Quand des chants, des sanglots la confuse harmonie
N'éveille déjà plus notre esprit endormi;
Aux lèvres des mourants collé dans l'agonie,
Comme un dernier ami;

Pour éclaircir l'horreur de cet étroit passage,
Pour relever vers Dieu leur regard abattu,
Divin consolateur dont nous baisons l'image,
Réponds, que leur dis-tu?

Tu sais, tu sais mourir! et tes larmes divines,
Dans cette nuit horrible où tu prias en vain,
De l'olivier sacré baignèrent les racines

Du soir jusqu'au matin.

De la croix où ton œil sonda ce grand mystère,
Tu vis ta Mère en pleurs et la nature en deuil;
Tu laissas comme nous tes amis sur la terre,
Et ton corps au cercueil!

Au nom de cette mort, que ma faiblesse obtienne
De rendre sur ton sein ce douloureux soupir :
Quand mon heure viendra, souviens-toi de la tienne,
O toi qui sais mourir!

Je chercherai la place où sa bouche expirante
Exhala sur tes pieds l'irrévocable adieu,
Et son âme viendra guider mon âme errante
Au sein du même Dieu.

Ah! puisse, puisse alors sur ma funèbre couche,
Triste et calme à la fois, comme un ange éploré,
Une figure en deuil recueillir sur ma bouche
L'héritage sacré !

Soutiens ses derniers pas, charme sa dernière heure;
Et, gage consacré d'espérance et d'amour,

De celui qui s'éloigne à celui qui demeure
Passe ainsi tour à tour;

Jusqu'au jour où, des morts perçant la voûte sombre,
Une voix dans le ciel, les appelant sept fois,
Ensemble éveillera ceux qui dorment à l'ombre
De l'éternelle croix!

VICTOR HUGO

M. Victor Hugo, né à Besançon le 26 février 1802, avait vingt ans quand il publia son premier volume d'Odes (1822) et vingt-deux quand parurent les Odes et Ballades (1824), où s'annonçait un talent hors ligne. La préface de son drame de Cromwell (1827) fut le manifeste de l'école romantique: elle joua le même rôle qu'avait rempli, en 1549, la Défense et Illustration de la langue française par Du Bellay. La situation n'était pas sans analogie, et le Cénacle avait plus d'un rapport avec la Pléiade: comme elle, il renfermait des hommes du plus grand talent; il voulait, comme elle, renouveler la forme d'une littérature vieillie. L'école classique de l'Empire avait porté trop loin les dédains de son goût. Elle s'était fait un idéal traditionnel et trop étroit, qui excluait sans raison de vraies beautés. Le romantisme élargit les portes de l'art, et y fit entrer ce que l'école pseudo-classique avait eu le tort d'en exclure, l'histoire, c'est-à-dire l'homme plus vrai et souvent plus beau que les pâles abstractions qu'elle lui substituait. Il en finit par le ridicule avec toute règle arbitraire, et revendiqua pour l'écrivain la liberté de s'isoler, de vivre à sa fantaisie, le tout à ses risques et périls. M. Victor Hugo l'a très bien défini le libéralisme en littérature. La première ivresse de la liberté littéraire dégénéra trop souvent en licence; on songea à frapper fort plutôt que juste. Mais au milieu des exagérations, qu'une réaction quelconque entraîne toujours à sa suite, on vit s'élever des œuvres qui ne doivent point périr.

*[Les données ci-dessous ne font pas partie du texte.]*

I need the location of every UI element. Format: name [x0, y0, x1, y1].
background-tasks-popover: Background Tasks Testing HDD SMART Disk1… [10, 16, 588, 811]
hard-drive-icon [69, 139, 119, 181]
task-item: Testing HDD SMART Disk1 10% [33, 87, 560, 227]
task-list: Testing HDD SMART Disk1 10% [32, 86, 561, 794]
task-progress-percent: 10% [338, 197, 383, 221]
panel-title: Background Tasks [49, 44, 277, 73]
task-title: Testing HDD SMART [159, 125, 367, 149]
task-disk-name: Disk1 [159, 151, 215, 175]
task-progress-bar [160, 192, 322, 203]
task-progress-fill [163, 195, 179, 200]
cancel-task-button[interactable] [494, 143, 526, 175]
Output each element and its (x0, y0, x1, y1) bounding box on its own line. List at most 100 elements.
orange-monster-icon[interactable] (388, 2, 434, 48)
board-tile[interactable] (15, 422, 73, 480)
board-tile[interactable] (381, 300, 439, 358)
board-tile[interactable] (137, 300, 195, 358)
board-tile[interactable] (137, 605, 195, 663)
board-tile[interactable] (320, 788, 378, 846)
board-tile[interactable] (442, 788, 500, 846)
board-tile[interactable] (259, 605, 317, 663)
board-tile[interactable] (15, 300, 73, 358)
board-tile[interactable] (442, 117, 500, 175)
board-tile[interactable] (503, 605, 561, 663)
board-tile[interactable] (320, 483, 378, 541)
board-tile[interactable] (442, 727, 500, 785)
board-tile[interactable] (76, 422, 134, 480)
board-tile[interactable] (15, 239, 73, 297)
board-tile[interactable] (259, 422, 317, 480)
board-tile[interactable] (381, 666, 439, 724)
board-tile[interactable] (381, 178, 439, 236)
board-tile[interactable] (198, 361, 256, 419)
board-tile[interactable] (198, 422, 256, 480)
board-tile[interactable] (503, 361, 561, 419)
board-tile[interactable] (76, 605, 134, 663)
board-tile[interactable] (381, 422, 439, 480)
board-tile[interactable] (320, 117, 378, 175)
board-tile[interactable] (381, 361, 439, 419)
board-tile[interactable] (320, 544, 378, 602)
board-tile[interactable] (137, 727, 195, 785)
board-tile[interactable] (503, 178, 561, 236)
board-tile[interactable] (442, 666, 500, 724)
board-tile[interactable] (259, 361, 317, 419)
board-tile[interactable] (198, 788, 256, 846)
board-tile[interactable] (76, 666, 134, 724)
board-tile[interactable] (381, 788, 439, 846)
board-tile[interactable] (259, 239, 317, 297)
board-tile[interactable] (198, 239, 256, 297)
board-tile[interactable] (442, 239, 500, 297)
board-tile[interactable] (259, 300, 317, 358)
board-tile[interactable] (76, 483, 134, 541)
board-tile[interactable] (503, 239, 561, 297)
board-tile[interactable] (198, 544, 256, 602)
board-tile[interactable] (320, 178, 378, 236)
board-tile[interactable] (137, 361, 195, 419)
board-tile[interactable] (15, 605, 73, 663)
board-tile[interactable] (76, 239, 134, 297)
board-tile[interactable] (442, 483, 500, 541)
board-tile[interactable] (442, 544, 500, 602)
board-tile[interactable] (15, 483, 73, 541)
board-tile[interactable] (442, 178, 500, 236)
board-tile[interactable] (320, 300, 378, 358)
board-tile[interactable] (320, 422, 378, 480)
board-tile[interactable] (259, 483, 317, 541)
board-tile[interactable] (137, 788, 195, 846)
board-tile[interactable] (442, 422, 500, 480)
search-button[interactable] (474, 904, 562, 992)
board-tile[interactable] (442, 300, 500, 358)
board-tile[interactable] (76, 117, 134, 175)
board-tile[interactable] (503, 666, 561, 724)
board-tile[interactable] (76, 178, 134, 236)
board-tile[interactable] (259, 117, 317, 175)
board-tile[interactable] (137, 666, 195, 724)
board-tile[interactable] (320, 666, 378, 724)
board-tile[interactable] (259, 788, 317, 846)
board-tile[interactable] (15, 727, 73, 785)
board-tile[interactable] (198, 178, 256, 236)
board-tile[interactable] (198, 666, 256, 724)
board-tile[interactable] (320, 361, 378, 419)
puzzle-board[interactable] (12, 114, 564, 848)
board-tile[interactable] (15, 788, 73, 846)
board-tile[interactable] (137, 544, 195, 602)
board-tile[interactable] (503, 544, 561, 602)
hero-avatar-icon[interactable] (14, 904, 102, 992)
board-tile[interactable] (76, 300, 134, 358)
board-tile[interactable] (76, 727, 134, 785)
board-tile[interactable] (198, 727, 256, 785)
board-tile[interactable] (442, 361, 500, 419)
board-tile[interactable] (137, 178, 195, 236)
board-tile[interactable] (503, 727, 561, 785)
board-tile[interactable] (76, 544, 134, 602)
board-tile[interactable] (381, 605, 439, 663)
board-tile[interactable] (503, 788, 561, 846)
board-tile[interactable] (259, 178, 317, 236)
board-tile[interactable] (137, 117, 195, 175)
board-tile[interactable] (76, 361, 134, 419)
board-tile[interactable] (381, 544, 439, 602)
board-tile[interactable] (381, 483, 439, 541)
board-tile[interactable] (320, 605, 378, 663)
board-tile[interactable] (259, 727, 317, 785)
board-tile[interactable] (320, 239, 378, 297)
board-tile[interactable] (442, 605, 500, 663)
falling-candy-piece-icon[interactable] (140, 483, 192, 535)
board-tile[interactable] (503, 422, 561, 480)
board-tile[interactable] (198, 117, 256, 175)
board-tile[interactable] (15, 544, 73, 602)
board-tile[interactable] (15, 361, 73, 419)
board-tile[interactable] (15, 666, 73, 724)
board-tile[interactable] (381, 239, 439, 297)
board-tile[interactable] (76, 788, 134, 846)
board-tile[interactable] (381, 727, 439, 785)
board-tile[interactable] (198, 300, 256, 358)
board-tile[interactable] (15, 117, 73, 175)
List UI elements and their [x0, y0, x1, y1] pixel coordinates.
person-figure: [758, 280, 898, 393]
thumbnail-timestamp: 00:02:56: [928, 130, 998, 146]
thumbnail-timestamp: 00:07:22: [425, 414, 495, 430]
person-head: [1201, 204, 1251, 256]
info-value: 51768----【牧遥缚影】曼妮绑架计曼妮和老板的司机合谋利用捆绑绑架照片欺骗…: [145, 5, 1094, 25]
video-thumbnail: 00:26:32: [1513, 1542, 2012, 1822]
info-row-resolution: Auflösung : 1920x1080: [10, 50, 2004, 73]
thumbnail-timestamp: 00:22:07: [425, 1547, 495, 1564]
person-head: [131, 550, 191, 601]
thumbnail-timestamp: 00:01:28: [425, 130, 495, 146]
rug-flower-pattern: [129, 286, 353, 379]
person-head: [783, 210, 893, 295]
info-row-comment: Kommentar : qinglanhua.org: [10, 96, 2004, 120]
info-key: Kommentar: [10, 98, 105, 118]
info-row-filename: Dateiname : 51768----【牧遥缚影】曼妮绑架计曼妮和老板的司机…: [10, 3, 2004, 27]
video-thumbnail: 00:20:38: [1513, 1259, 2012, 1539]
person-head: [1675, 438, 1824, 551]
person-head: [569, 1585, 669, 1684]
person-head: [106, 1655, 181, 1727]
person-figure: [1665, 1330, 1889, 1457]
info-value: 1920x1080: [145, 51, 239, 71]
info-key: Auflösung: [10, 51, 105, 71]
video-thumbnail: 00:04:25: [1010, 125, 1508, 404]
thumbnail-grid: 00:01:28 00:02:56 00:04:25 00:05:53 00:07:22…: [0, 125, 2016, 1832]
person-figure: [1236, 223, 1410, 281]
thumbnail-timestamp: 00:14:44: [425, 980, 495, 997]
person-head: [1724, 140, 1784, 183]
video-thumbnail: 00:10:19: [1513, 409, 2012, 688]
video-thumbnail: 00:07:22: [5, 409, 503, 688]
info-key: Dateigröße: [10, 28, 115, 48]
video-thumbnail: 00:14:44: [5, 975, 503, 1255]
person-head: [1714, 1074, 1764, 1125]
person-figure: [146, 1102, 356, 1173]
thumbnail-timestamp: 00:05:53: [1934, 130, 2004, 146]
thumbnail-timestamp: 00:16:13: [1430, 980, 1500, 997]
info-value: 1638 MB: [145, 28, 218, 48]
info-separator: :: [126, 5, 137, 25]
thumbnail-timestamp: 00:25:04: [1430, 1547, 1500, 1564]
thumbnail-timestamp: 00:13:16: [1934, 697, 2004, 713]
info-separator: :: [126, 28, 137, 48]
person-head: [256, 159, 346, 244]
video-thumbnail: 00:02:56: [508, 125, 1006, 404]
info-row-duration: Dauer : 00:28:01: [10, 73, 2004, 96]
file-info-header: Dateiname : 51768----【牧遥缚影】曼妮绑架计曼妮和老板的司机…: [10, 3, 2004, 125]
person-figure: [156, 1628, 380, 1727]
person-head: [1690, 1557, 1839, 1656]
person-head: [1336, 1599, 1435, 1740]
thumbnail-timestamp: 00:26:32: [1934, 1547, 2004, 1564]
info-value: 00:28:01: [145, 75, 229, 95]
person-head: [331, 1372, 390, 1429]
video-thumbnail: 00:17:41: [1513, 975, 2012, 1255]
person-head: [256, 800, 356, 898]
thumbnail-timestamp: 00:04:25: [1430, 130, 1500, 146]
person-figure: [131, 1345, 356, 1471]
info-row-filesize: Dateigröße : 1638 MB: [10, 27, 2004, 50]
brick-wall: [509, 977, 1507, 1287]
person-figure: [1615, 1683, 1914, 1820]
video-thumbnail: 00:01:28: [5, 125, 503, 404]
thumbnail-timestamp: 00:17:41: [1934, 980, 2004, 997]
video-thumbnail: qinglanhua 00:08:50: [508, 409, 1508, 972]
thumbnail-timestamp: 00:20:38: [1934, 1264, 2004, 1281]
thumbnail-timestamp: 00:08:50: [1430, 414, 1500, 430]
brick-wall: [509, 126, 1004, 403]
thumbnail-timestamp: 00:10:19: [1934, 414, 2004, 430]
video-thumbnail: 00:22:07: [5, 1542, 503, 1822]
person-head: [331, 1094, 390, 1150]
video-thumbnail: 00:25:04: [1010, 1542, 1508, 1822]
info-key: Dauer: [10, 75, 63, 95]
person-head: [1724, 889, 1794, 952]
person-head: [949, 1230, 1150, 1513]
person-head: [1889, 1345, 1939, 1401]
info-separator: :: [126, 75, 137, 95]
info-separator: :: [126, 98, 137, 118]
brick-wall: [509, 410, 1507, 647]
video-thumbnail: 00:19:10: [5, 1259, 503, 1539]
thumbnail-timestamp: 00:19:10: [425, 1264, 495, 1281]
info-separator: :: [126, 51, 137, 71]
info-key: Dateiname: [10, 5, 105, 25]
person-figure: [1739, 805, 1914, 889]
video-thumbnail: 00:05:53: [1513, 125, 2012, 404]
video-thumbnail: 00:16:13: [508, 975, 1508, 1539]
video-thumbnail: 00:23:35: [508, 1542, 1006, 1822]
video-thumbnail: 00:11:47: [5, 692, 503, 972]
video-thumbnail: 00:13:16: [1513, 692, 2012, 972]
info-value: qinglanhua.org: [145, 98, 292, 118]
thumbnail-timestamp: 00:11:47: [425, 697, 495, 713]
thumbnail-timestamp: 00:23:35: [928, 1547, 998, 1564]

L'année qui suivit le manifeste romantique, M. Victor Hugo composait les Orientales, la plus magnifique efflorescence de son imagination. Ici la poésie lyrique prenait un caractère nouveau et analogue aux doctrines de la jeune école. Ce n'était plus ni l'élan des passions politiques, ni les poétiques douleurs d'une âme repliée sur elle-même; c'était du rythme, de la lumière, d'étincelantes couleurs,

DEMOGEOT.

11. 19

« PreviousContinue »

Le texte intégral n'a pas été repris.